Ewe Cote is a small hamlet on the edge of the North York Moors National Park, set in the northern edge of the civil parish of Whitby, in the Scarborough district of North Yorkshire, England. According to the 2011 UK census, Ewe Cote has a population of 11.

Geography 
The hamlet of Ewe Cote is situated within a small sheltered cirque drainage basin. The bedrock geology is Moor Grit Member (Quartz sandstone) and Glaciofluvial superficial Deposits (Sand and Gravel).
The Upgang Beck springs from the cirque and flows via the hamlet down through the Whitby Golf Course onto Upgang Beach.

History 
Ewe Cote Hall and the Ewe Cote Hall garden walls are both Grade II* listed structures.

Notable residents 
Francis Meadow (Frank) Sutcliffe (1853-1941): was a pioneering photographer.
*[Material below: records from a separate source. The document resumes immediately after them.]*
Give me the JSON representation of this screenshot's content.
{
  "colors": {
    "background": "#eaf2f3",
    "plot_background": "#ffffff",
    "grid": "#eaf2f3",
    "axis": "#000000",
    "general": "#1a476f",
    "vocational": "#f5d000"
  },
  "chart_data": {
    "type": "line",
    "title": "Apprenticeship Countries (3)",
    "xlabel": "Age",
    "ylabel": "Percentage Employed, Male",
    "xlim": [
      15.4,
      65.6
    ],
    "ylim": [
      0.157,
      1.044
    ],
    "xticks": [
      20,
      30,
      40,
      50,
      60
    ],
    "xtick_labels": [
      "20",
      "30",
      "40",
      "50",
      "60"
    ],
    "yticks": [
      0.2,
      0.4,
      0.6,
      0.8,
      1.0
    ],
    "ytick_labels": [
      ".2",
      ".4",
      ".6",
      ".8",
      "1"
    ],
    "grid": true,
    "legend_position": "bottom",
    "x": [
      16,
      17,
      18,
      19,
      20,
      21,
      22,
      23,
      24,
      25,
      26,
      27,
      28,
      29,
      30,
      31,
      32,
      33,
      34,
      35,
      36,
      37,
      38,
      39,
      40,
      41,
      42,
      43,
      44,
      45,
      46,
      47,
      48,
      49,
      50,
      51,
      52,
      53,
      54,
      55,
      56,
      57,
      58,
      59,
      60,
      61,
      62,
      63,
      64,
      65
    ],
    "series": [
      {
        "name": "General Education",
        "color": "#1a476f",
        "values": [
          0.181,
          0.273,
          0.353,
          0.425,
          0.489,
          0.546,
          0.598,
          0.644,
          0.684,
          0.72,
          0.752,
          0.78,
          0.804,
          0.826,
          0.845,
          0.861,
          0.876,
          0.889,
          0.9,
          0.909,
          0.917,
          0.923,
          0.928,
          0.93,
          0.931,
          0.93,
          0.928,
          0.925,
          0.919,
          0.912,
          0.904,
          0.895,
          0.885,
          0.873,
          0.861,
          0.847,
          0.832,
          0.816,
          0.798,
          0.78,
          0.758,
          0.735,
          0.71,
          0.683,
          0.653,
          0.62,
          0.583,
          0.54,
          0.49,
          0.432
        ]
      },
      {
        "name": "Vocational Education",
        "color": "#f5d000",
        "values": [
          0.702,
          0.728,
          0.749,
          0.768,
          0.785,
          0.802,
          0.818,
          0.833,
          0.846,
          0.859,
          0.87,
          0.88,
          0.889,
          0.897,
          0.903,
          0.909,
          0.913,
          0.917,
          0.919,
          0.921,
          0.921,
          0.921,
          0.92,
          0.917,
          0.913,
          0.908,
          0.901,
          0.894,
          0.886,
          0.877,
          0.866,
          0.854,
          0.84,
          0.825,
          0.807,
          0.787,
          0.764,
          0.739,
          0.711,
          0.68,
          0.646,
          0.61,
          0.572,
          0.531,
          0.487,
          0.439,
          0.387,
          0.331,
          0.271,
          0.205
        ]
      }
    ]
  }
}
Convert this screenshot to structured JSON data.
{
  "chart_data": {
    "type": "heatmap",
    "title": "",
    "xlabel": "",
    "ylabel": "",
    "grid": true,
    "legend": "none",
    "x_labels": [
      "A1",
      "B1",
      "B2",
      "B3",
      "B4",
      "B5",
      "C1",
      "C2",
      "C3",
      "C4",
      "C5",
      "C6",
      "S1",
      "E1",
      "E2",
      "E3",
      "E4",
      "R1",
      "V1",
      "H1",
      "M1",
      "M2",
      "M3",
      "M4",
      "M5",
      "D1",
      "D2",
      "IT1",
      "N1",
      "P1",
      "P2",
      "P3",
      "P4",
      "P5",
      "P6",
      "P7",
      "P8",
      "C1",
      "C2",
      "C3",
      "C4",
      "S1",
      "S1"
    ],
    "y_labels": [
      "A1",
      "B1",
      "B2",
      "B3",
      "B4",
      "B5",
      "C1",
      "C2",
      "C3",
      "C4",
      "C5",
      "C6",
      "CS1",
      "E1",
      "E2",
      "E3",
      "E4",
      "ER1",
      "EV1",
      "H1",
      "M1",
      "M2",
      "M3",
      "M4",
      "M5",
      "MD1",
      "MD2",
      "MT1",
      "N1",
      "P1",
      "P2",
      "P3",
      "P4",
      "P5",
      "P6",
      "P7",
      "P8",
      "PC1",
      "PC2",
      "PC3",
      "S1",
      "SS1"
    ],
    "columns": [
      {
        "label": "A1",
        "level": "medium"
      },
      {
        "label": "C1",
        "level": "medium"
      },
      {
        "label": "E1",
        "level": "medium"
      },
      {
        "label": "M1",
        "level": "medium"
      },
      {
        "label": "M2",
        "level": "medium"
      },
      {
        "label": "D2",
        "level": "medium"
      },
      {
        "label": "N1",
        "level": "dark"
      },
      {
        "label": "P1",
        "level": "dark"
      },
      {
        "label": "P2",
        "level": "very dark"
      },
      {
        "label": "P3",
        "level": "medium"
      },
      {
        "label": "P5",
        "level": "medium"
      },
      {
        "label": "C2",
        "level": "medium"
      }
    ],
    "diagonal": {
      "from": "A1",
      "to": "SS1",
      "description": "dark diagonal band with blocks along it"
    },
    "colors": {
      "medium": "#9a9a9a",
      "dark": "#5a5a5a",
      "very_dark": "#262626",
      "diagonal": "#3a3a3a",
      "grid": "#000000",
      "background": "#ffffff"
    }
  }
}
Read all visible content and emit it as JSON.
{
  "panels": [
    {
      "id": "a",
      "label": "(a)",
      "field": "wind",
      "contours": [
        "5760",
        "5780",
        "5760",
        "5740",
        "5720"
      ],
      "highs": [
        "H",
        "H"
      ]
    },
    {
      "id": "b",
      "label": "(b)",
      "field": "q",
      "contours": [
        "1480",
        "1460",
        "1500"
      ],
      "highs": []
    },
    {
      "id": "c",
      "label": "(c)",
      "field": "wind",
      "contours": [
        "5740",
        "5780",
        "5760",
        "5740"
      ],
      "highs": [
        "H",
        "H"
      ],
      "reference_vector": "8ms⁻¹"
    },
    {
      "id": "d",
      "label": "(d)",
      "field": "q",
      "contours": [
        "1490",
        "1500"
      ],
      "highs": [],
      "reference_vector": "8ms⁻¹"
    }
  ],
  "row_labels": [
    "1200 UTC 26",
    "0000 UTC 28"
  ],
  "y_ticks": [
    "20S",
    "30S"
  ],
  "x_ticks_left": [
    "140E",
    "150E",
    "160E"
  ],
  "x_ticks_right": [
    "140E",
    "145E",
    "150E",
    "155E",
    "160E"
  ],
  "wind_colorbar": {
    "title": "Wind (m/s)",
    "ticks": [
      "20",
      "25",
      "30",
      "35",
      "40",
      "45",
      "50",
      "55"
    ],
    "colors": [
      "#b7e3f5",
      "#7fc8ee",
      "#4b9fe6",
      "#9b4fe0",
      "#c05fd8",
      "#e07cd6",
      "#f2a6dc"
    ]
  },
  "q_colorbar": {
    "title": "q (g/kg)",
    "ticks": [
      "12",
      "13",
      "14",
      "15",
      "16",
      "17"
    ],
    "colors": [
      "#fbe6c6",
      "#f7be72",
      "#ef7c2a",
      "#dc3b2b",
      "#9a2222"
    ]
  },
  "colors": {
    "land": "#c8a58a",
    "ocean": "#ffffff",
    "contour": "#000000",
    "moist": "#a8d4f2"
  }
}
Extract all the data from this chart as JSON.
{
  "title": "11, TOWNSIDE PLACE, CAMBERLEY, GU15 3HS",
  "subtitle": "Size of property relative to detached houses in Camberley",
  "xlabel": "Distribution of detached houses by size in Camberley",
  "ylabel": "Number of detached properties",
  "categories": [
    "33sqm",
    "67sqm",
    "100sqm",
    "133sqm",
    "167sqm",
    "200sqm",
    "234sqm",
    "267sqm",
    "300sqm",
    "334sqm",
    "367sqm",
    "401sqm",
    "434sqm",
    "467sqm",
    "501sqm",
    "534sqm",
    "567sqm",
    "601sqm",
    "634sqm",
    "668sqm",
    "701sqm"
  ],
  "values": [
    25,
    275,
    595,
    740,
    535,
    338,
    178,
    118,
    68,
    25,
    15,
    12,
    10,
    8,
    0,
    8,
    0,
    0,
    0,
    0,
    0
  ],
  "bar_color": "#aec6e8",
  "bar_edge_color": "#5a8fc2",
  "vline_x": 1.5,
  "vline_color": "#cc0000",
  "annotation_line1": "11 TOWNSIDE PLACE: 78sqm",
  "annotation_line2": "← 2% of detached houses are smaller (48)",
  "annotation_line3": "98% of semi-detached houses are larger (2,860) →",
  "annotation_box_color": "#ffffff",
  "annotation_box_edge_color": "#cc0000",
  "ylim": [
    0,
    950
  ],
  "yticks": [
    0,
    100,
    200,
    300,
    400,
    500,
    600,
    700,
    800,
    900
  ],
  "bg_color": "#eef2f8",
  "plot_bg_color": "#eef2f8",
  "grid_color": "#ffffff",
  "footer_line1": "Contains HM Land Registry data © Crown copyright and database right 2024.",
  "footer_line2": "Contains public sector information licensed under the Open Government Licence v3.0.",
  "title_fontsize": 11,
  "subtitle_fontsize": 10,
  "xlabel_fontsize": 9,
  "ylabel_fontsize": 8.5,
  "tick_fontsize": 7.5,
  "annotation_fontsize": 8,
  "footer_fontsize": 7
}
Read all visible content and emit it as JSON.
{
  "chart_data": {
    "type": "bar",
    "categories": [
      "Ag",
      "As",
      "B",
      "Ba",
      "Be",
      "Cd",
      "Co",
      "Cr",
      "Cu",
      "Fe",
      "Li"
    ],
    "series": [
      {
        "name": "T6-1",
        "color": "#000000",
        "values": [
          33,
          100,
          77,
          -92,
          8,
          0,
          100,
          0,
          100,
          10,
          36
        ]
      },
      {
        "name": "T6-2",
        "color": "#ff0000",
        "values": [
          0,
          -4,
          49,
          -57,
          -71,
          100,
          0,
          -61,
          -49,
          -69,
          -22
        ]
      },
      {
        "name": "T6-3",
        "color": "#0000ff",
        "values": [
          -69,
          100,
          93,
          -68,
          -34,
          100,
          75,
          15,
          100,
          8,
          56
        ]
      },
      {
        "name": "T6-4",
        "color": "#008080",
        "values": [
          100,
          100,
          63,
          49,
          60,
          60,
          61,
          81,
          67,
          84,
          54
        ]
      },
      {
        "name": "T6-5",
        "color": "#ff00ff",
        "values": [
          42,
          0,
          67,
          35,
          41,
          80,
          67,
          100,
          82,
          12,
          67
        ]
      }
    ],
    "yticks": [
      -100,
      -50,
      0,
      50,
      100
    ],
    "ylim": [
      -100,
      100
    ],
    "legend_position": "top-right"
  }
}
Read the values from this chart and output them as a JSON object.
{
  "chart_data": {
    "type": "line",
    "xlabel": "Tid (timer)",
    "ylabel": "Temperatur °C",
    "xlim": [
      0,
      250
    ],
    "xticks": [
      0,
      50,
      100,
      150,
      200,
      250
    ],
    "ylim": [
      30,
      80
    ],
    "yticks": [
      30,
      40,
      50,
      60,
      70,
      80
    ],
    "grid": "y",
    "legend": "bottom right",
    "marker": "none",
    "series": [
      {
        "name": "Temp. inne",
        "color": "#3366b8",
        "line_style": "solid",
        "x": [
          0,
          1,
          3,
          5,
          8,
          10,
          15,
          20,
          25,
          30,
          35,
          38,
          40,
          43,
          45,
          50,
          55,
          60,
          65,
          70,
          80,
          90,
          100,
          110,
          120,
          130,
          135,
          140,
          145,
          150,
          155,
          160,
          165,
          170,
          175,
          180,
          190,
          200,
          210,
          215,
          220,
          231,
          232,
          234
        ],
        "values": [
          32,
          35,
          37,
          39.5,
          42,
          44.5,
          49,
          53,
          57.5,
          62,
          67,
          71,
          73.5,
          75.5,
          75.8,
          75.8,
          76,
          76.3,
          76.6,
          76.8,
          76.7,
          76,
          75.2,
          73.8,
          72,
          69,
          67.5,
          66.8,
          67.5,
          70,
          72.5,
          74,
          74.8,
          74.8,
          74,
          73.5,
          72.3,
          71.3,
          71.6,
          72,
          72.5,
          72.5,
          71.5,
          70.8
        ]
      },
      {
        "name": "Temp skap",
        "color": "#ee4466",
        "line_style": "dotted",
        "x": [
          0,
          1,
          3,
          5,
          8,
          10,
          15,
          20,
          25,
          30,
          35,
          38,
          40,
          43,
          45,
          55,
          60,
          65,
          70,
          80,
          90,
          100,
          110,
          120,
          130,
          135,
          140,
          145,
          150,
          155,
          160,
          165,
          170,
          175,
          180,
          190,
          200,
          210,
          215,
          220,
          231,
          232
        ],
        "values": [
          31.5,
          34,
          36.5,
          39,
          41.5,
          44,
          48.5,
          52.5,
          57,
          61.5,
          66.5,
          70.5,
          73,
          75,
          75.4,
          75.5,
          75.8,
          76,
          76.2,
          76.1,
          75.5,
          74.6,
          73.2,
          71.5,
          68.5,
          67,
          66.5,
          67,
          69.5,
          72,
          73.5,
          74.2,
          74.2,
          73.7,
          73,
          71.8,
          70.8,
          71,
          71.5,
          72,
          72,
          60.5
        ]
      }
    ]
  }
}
In the census of 1871, the Sutcliffe's are listed as living at Ewe Cote Hall and Frank is described as a photographer and artist's assistant. Today, Frank Sutcliffe's work is highly acclaimed for his pioneering black and white photographs of working people, bringing worldwide attention to Whitby.

Anecdotes 
Captain Lawrence Edward Grace Oates stayed at Ewe Cote Hall as a guest of the Sutcliffe's prior to his fateful journey on the Terra Nova Expedition to the South Pole.
 Scenes from the TV series Heartbeat were filmed at Ewe Cote Hall in Season 8 Episode 24 "Testament" (1998).